There have been many reasons for the Eagles’ descent. And most of their issues have been on offense. But there have also been defensive struggles, particularly early in the season, and seemingly accountability problems that Jenkins could have alleviated.
“He was just that player that always did the right thing,” Schwartz said Tuesday. “He was really good at weathering any storm. Always remained calm. He knew when to turn it up and when to give his fellow teammates confidence.
“I’ve thought about a lot over the years of all the great players I’ve coached, and Malcolm goes right up there. He’s probably the smartest player I ever coached, and leadership-wise you take all those players, if he was on that he would probably be elected team captain.”
Schwartz gave a 500-word testimonial on Jenkins and their their four seasons together. It was hard to listen to his praise and wonder why the Eagles ever let Jenkins get away. Schwartz has had a lot of personnel sway, but this was obviously one player he couldn’t protect.
He spoke of Jenkins’ versatility and how, not only could he play seven positions, he knew where all 11 players needed to be on any given play. He said that while most players may make one or two mistakes a game, Jenkins might make one a season.
“I don’t think I’ve ever been around a smarter player,” Schwartz said. “About the only time I’ve ever had in my career — we were playing Seattle last year — he heard the offensive line say something about a look that we had, and it’s the only time I remember him doing this in four years.

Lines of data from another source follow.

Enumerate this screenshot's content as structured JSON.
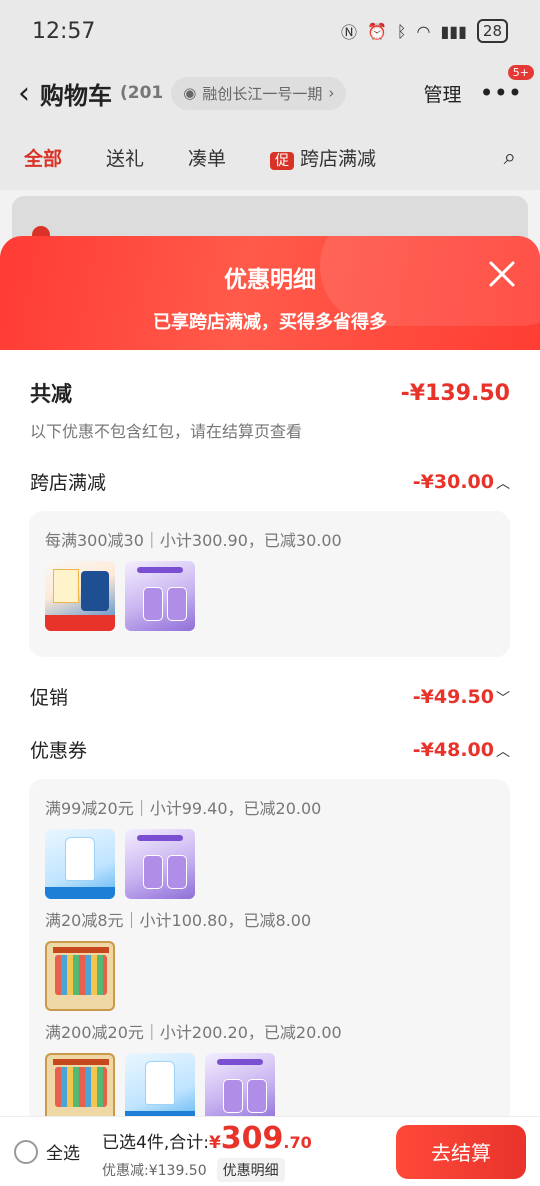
{
  "status_bar": {
    "time": "12:57",
    "battery": "28"
  },
  "header": {
    "title": "购物车",
    "count": "(201",
    "location": "融创长江一号一期",
    "manage": "管理",
    "badge": "5+"
  },
  "tabs": [
    {
      "label": "全部",
      "active": true
    },
    {
      "label": "送礼"
    },
    {
      "label": "凑单"
    },
    {
      "label": "跨店满减",
      "badge": "促"
    }
  ],
  "modal": {
    "title": "优惠明细",
    "subtitle": "已享跨店满减，买得多省得多",
    "total": {
      "label": "共减",
      "amount": "-¥139.50",
      "note": "以下优惠不包含红包，请在结算页查看"
    },
    "sections": {
      "cross_store": {
        "label": "跨店满减",
        "amount": "-¥30.00",
        "rules": [
          "每满300减30｜小计300.90，已减30.00"
        ]
      },
      "promo": {
        "label": "促销",
        "amount": "-¥49.50"
      },
      "coupon": {
        "label": "优惠券",
        "amount": "-¥48.00",
        "rules": [
          "满99减20元｜小计99.40，已减20.00",
          "满20减8元｜小计100.80，已减8.00",
          "满200减20元｜小计200.20，已减20.00"
        ]
      }
    }
  },
  "bottom_bar": {
    "select_all": "全选",
    "selected_label": "已选4件,合计:",
    "currency": "¥",
    "price_int": "309",
    "price_dec": ".70",
    "discount": "优惠减:¥139.50",
    "detail_link": "优惠明细",
    "checkout": "去结算"
  },
  "colors": {
    "accent": "#e8332b",
    "header_gradient": "#ff3b34"
  },
  "icons": [
    "back-icon",
    "eye-icon",
    "more-icon",
    "search-icon",
    "close-icon",
    "chevron-up-icon",
    "chevron-down-icon"
  ]
}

“He came to the sideline and said, ‘Schwartz, next third down, call this. I guarantee we’re going to get a sack.’”
Schwartz made the call and the Eagles notched a sack.
“It was all just because of what he heard,” Schwartz said. “He heard the offensive line talking about, ‘Hey, next time we get this look, this is what we have to do.’ That is rare in a player. That’s rare that a player, No. 1, can understand what the offense is doing so well and can decipher things like that.”
Jenkins had some early struggles with the Saints this season, but his statistics have been relatively the same as they were in Philly. But his value, as Schwartz explained, couldn’t be measured in numbers. He was often responsible for the calls, lining players up, and checking to other plays to counter an offense.
The Eagles missed many assignments in the early portion of the season. While Slay started strong, his performance didn’t offset the holes at other spots, particularly in the middle of the field at linebacker, safety, and slot.
Schwartz’s defense settled down in the second half of the season with McLeod and Mills splitting most of Jenkins’ former responsibilities. But there have been recent breakdowns, as well. The Eagles previously had lulls with Jenkins, but the final stretch was typically when the unit would get on a roll.
Jenkins was often the glue, particularly in the secondary when injuries mounted over the years. He played in every game over six years, and missed only two out of 6,939 defensive snaps because of injury. He also played special teams. And he might have missed only a handful of practices.
He was the Eagles’ most prominent leader both vocally and by example, as evidenced by Schwartz’s comments.
“That’s respect on the highest level,” Jenkins said. “That’s a coach that is not only respected by me but is respected around this league. He knows about football, has coached a lot of great players. So to hear that from a coach that you played for — that’s why you play the game. … I didn’t take that lightly.”
Jenkins isn’t likely to take returning to the Linc to face the Eagles lightly, either.
“I love that city. I call it home in the offseasons,” Jenkins said. “I gave of myself everything I got into that community, invested a lot into that community, and it’s given the same love back to me. So that city holds a special place in my heart.”